… — Что-то скверное случилось тогда с моими нервами. — Женщина прерывает молчание столь неожиданно, что пес, задремавший было у ее ног, вскакивает разом на все четыре лапы и громко тявкает ей в лицо.
— Лежать! — зло прикрикивает на него мужчина в драповой куртке, и пес охотно подчиняется.
— Я боялась подойти к телефону, боялась выйти на улицу, боялась всего. И ничего не ела. Окна зашторила, электричество не включала, так и сидела целыми днями в темноте, ждала ночи. Сон спасал, пусть и не лечил. Спала без кошмаров, совсем без снов, подолгу. Кошмарным было пробуждение… Потом все же заставила себя выйти в город, появиться на службе. Вздрагивала от каждого шага за спиной, в каждом слове читала угрозу… Я возненавидела эти лица, голоса, эти улицы — всех, все возненавидела. Ненависть помогала совладать со страхами, но выедала меня изнутри, отнимая последние силы… Как-то раз я шла через дворы где-то в Замоскворечье, не зная, куда мне идти и куда приду. Забрела в круглый дворик или сквер, не важно. Думала подольше посидеть на лавочке, пока не замерзну, а там будет видно… Там была большая желтая церковь. Мне совсем не хотелось в церковь, но там пели. Я просто услышала, как поет хор… Мои родители, стоило им разругаться, всегда принимались петь — это их мирило. На самом деле их мирили воспоминания: еще ленинградскими студентами они пели в хоре Сандлера, там и встретились, но я привыкла к тому, что, когда вместе поют, — мирятся. А мне нужно было помириться или побыть с теми, кто мирится. Я, кажется, бестолково объясняю?
— Отчего же, — отвечает мужчина без тени улыбки или скуки на вежливом лице.
«Он смеется надо мной; ну конечно, смеется! Дура, Господи, зачем я ему рассказываю, — я ведь давно боюсь тех, кто хорошо умеет управлять своим лицом…» — но, к изумлению своему и досаде, она продолжает рассказывать ему о том, как решилась войти в битком набитую церковь, где было душно, обморочно, запахи были нехороши, свет люстр и свечей приторен и жирен, лица старух злы. Превозмогая отвращение и дурноту, она осталась слушать хор, не понимая ни слова из того, что старательно, удивленно и жалобно пели женщины с белыми лицами, в одинаковых белых платках, стоящие на клиросе строгой кучкой, и немного завидуя толпе, которая пусть нестройно, неумело, но уверенно вторила этим словам… Скоро она научилась их понимать, она их выучила, полюбила их все, приезжая на спевки и праздничные службы в дальнюю подмосковную церковь, куда привела ее за руку дальняя родственница, давно певшая там, — там она узнала, что от родителей ей достался точный слух и голос, за который не могло быть стыдно, там она становилась голосом в строю других голосов, полностью растворяясь в них и при этом оставаясь собой. И всякий раз, отправляясь туда на переполненной грязной электричке, она принимала давку и грязь, мат в прокуренных тамбурах, даже неумолкаемую какофонию железа благодарно и радостно, как необходимую прелюдию к празднику…

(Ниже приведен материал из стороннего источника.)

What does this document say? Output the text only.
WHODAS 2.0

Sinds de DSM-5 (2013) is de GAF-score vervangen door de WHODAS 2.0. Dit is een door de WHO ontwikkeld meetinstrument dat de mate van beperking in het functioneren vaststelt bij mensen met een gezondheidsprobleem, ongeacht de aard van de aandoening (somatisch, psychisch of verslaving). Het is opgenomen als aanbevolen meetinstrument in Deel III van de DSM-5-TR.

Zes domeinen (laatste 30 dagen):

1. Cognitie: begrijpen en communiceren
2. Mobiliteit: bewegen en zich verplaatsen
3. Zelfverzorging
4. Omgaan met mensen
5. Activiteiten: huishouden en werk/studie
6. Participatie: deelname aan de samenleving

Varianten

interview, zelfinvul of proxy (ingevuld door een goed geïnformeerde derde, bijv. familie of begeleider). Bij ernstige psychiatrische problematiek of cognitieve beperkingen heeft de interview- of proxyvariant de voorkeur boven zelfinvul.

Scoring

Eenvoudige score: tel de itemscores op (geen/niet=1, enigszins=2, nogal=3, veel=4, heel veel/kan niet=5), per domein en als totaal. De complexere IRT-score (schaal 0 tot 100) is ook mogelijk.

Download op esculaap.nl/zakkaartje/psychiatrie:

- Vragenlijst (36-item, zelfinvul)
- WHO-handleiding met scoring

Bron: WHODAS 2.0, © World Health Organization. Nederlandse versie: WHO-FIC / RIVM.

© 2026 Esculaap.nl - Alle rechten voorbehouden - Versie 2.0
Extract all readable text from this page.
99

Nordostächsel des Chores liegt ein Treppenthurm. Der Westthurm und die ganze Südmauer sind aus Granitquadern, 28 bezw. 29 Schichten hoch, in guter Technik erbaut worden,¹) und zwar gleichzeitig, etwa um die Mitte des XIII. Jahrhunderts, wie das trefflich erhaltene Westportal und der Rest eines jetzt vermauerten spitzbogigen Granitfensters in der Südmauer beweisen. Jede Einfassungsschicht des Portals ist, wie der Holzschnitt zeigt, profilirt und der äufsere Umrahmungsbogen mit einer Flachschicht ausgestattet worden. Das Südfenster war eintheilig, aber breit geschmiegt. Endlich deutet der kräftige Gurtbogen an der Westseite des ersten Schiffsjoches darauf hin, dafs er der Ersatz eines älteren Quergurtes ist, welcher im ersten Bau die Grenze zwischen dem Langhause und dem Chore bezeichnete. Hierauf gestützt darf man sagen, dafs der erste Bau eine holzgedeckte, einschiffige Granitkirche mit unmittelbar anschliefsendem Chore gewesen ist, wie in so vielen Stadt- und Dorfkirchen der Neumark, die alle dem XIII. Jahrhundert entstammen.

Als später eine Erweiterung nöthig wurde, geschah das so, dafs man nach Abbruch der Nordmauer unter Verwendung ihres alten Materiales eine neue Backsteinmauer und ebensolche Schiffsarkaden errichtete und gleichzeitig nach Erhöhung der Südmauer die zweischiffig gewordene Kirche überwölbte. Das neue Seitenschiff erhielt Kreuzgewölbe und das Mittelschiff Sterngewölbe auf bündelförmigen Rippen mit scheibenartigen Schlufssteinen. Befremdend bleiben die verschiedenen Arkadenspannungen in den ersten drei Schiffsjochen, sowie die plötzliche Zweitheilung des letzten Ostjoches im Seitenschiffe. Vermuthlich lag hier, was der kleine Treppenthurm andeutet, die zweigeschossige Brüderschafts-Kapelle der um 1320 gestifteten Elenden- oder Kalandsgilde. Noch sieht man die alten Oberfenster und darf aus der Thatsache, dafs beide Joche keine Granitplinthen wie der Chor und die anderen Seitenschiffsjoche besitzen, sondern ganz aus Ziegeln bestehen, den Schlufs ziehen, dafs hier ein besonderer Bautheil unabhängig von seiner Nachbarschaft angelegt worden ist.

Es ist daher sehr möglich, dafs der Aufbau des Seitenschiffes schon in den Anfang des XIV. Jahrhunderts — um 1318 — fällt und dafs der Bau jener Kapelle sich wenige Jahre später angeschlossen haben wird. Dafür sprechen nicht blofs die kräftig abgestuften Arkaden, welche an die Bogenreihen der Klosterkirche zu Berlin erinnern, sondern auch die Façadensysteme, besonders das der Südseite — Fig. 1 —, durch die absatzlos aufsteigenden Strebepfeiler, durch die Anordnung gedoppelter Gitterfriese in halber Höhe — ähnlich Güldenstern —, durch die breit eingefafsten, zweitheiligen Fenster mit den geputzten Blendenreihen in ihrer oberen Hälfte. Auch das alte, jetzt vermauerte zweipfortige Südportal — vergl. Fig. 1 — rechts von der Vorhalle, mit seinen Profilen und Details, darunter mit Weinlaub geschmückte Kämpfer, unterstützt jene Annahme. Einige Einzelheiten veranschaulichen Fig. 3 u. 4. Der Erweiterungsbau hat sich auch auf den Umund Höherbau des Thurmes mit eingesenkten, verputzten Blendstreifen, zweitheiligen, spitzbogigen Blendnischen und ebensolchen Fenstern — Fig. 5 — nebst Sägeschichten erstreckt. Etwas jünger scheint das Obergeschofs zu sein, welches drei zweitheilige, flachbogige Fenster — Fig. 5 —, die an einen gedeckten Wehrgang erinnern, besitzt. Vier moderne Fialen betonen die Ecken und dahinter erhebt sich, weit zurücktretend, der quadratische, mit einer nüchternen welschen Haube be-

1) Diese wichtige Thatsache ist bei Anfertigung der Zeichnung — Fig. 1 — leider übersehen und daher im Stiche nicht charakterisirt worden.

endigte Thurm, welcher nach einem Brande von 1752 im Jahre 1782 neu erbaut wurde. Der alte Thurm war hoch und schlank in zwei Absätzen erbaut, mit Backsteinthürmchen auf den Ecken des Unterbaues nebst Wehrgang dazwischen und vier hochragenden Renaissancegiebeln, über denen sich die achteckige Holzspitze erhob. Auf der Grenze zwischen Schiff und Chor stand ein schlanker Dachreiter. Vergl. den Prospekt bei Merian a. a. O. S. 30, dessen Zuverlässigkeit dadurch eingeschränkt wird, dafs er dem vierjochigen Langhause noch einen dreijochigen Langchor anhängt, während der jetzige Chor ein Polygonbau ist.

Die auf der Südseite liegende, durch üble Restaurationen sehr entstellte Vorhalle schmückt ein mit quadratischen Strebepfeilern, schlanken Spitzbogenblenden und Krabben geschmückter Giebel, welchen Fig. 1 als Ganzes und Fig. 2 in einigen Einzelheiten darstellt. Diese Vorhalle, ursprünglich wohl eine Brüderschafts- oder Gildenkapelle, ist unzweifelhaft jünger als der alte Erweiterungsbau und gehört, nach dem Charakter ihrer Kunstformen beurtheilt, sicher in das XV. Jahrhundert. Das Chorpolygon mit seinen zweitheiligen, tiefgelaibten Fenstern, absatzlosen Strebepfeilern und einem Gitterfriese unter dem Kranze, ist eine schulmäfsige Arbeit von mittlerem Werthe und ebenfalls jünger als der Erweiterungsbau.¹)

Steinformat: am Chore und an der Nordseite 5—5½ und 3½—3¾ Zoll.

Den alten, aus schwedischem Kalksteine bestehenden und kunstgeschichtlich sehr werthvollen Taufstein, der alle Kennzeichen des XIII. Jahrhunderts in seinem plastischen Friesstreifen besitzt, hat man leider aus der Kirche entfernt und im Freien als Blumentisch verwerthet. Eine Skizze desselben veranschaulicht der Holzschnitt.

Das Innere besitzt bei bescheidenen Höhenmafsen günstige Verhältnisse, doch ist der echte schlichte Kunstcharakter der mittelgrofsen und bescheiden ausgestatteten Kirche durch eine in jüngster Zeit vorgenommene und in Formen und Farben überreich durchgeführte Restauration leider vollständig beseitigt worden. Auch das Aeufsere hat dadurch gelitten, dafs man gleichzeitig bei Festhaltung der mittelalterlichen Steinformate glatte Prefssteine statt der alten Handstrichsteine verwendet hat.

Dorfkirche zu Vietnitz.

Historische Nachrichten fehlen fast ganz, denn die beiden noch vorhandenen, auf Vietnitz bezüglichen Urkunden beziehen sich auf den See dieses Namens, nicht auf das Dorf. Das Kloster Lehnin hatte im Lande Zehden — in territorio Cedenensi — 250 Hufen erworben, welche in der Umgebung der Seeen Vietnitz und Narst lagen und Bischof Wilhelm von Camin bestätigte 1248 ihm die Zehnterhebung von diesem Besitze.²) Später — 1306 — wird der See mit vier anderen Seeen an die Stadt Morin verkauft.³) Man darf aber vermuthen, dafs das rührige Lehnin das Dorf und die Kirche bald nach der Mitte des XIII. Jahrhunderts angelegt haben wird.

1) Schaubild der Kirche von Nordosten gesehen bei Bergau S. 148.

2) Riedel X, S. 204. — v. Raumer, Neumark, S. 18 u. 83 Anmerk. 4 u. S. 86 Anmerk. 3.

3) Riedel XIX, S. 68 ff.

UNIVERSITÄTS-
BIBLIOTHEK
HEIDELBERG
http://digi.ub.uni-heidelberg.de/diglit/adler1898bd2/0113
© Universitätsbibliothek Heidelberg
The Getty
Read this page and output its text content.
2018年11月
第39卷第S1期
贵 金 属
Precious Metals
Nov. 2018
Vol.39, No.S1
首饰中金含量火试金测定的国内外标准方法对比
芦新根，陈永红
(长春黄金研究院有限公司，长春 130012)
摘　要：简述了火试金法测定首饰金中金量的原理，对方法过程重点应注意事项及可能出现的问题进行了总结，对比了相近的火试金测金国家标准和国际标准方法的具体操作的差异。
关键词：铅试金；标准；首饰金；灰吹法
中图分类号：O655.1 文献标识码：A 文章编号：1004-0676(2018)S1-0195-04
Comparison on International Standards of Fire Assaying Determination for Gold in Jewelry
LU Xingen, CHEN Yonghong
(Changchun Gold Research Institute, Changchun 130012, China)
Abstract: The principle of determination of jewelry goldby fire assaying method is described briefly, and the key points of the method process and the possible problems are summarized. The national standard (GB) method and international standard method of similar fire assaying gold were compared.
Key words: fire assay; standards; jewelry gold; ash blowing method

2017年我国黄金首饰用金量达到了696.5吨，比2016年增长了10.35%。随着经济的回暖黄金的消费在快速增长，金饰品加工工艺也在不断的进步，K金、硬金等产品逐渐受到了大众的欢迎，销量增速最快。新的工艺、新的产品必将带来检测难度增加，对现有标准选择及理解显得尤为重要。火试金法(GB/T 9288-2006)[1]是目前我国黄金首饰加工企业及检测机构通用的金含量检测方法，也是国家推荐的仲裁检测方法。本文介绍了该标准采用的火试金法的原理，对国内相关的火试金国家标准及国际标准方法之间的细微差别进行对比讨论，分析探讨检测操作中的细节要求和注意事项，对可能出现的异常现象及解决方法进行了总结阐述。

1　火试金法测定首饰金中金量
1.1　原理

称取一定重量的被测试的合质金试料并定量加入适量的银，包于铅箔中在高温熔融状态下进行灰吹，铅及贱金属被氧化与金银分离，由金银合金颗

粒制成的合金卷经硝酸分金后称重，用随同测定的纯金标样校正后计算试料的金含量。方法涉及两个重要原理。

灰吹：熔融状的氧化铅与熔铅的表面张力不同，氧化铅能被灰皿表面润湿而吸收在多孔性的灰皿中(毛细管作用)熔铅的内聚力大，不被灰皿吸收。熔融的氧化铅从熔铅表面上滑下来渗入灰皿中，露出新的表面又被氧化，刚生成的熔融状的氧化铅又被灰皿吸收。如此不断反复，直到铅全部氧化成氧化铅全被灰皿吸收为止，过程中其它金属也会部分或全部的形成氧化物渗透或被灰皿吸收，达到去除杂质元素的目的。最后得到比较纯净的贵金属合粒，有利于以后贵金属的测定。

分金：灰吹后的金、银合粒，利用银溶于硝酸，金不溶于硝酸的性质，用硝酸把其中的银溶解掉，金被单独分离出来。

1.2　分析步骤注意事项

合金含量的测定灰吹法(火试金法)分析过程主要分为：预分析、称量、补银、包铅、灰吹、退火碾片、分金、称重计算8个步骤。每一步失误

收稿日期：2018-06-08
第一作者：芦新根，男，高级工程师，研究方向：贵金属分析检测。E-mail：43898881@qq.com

— Завидую, — замечает бесстрастно мужчина в драповой куртке. — Я совсем не могу петь: хриплю… Свистеть — пожалуйста: насвищу хоть «всякую тварь», хоть «правит бал», хоть что, но что проку от свиста? Раздражает окружающих и, главное, ничего не меняет в жизни… Пение — другое дело: ласкает слух, утешает и даже, как я понял, приводит к вере…
Подлец, думает она без злости и отвечает ему без сожаления:
— Ничего вы не поняли, но это не важно.